I announced “Morpeth Rant” at a dance in Kendal in the Lake District — and the floor cleared! I was horrified. I know it's the North-West rather than the North-East — but England isn't very wide up there! I'd heard they did a lot of rant dances in the North of England, but maybe that's just one of those tales they tell the tourists.
Some people have a fixed idea that it has to be very energetic, and if you're doing North-West Morris it certainly is; they bash down on the front foot to make a lot of noise. But the normal rant step really isn't that violent; I can do a rant step while talking to a class of dancers. It's probably not a step you pick up the first few times you try it, but persevere: it can be done. Start by doing “Hop, hop, change (pause), hop, hop, change (pause)”. I would suggest two hops on the left foot, one on the right foot and hold it there, then do the same starting on the right foot. Make sure you can do that before moving on to stage two. When it seems to be coming naturally, between the two hops on the same foot you just tap the ground gently with your spare foot. So the rhythm becomes “Hop-tap, hop, change (pause), hop-tap, hop, change (pause)”, and that gives the familiar rhythm of “potato crisps” (or in The States, “potato chips”). If you fancy something different, why not try “banana soup”? Notice that when stepping on the spot you're not
putting your weight on the front foot — it just happens to touch the ground. (Madeleine Smith disagrees with this — she's been taught that the weight should be evenly balanced at this point.) Some people make a big thing of crossing the front foot over, but really that's not important. You're bound to lose the step occasionally while you're learning it, but just drop back to the “hop, hop, change” until you've got the rhythm back and then try it again. Some people advocate practicing this while standing at the bus stop!

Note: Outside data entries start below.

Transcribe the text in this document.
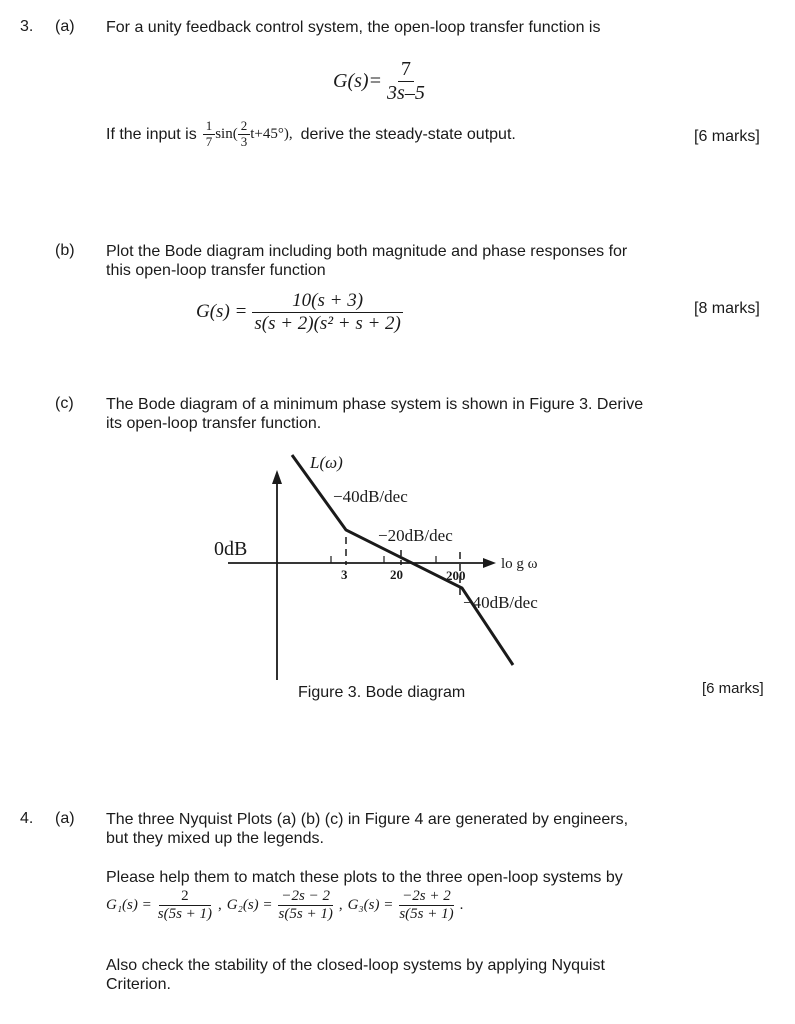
3. (a) For a unity feedback control system, the open-loop transfer function is
$G(s)= \frac{7}{3s-5}$
If the input is $\frac{1}{7} \sin( \frac{2}{3} t+45^\circ)$, derive the steady-state output.	[6 marks]
(b) Plot the Bode diagram including both magnitude and phase responses for
this open-loop transfer function
$G(s) = \frac{10(s + 3)}{\text{s(s + 2)(s² + s + 2)}}$	[8 marks]
(c) The Bode diagram of a minimum phase system is shown in Figure 3. Derive
its open-loop transfer function.
L(ω)
lo g ω
0dB
−40dB/dec
−20dB/dec
−40dB/dec
3	20	200
Figure 3. Bode diagram	[6 marks]
4. (a) The three Nyquist Plots (a) (b) (c) in Figure 4 are generated by engineers,
but they mixed up the legends.
Please help them to match these plots to the three open-loop systems by
$G_1(s) = \frac{2}{s(5s + 1)}$ , $G_2(s) = \frac{-2s - 2}{s(5s + 1)}$ , $G_3(s) = \frac{-2s + 2}{s(5s + 1)}$ .
Also check the stability of the closed-loop systems by applying Nyquist
Criterion.
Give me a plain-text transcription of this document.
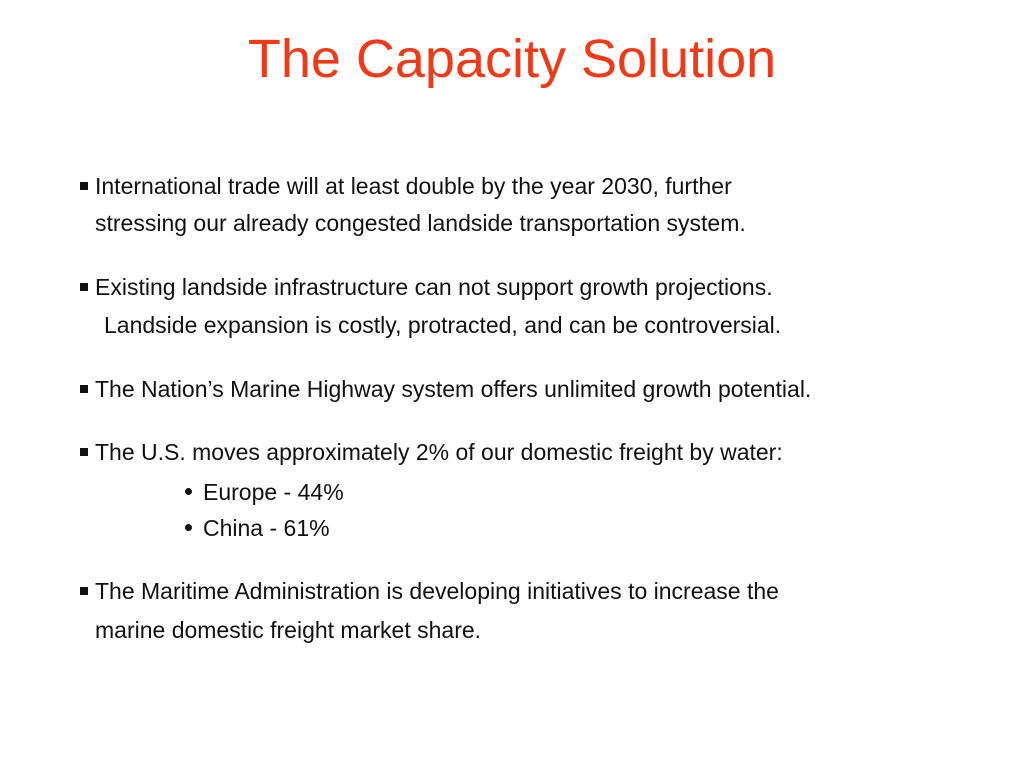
The Capacity Solution
International trade will at least double by the year 2030, further
stressing our already congested landside transportation system.
Existing landside infrastructure can not support growth projections.
Landside expansion is costly, protracted, and can be controversial.
The Nation’s Marine Highway system offers unlimited growth potential.
The U.S. moves approximately 2% of our domestic freight by water:
Europe - 44%
China - 61%
The Maritime Administration is developing initiatives to increase the
marine domestic freight market share.
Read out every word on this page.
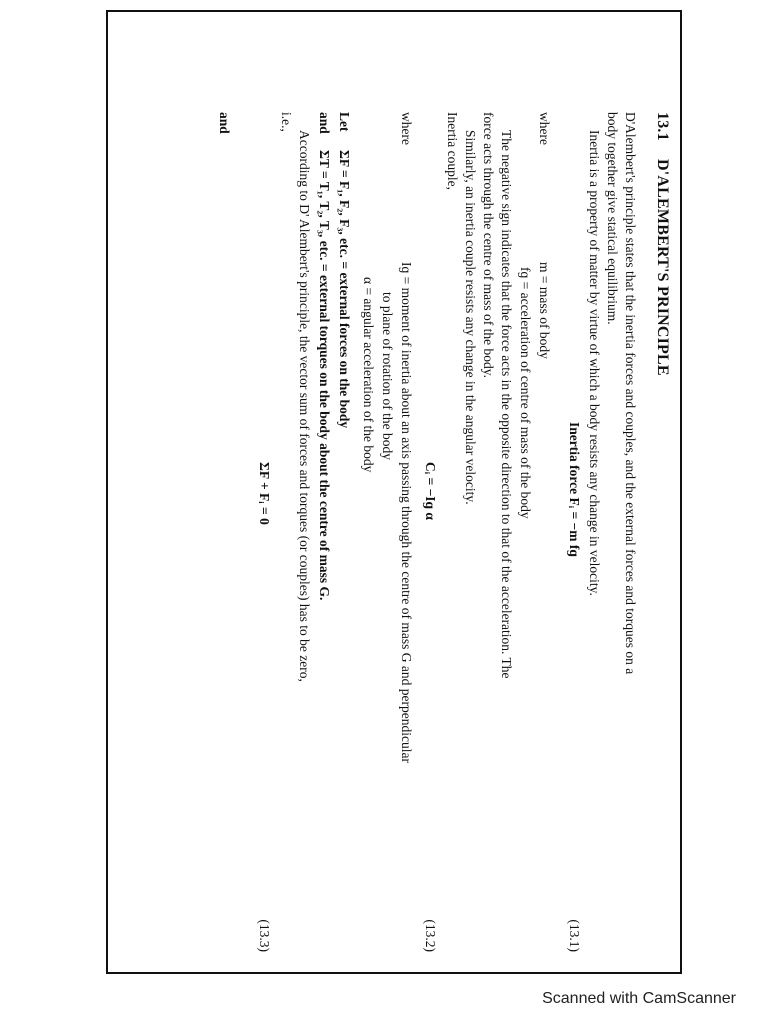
13.1 D'ALEMBERT'S PRINCIPLE
D'Alembert's principle states that the inertia forces and couples, and the external forces and torques on a
body together give statical equilibrium.
Inertia is a property of matter by virtue of which a body resists any change in velocity.
Inertia force Fᵢ = −m fɡ
(13.1)
where
m = mass of body
fɡ = acceleration of centre of mass of the body
The negative sign indicates that the force acts in the opposite direction to that of the acceleration. The
force acts through the centre of mass of the body.
Similarly, an inertia couple resists any change in the angular velocity.
Inertia couple,
Cᵢ = −Iɡ α
(13.2)
where
Iɡ = moment of inertia about an axis passing through the centre of mass G and perpendicular
to plane of rotation of the body
α = angular acceleration of the body
Let
ΣF = F₁, F₂, F₃, etc. = external forces on the body
and
ΣT = T₁, T₂, T₃, etc. = external torques on the body about the centre of mass G.
According to D' Alembert's principle, the vector sum of forces and torques (or couples) has to be zero,
i.e.,
ΣF + Fᵢ = 0
(13.3)
and
Scanned with CamScanner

The first hop is on the up-beat before the bar-line, so the timing is:
The rant is not a step for covering large distances — for that you want a polka. The rant is a contained step, with the weight over the body. There are several longways dances where the ones lead down the middle with a walk step and come back with a rant step while the twos move in above them. It shouldn't be necessary for the twos to force the ones off — if they're doing a proper rant step they won't come back as far as they walked down anyway.
For a travelling rant step you do
put your weight on the front foot rather than just tapping it, and I certainly don't recommend crossing the front foot over! I've seen people do it at ceilidhs — dancing a reel of four and no doubt thinking they were very clever — but it looked ludicrous to me. Madeleine Smith says she always teaches the travelling rant step before the stationary one, possibly to get round this oddity.
As soon as many people take hold of their partner to dance around another couple they switch to a polka. Now I don't have any justification for my view, but it seems to me that if it's a rant dance you should rant around the other couple rather than polka. It means you have to get in closer to them, since a rant isn't a distance-covering step, but it certainly can be done. And see the notes on Feet
for the business of changing foot before the dance around.
On Tuesday, March 10, 2009, Anthony Robb from County Durham wrote:
I lived in the Alnwick area of Northumberland for for 27 years from 1976. When I first arrived the Rant was the step of choice even for Gay Gordons, Dashing White Sargent, Eightsome Reel etc.
Louis Killen remembers Teddy boys in drapes & winkle pickers Ranting at the Alnwick Gathering dance back in the 1950's. Sadly there are only pockets of such expertise now up there and callers announcing Morpeth Rant have to be prepared to give it half an hour and put up with a let's get on with it attitude from the less dedicated dancers!
Please keep up the good work with your attempts and spread the word as much as possible.
On Friday, December 04, 2009, Liz Balfour from Edinburgh wrote:
How fast should a Rant be played and danced?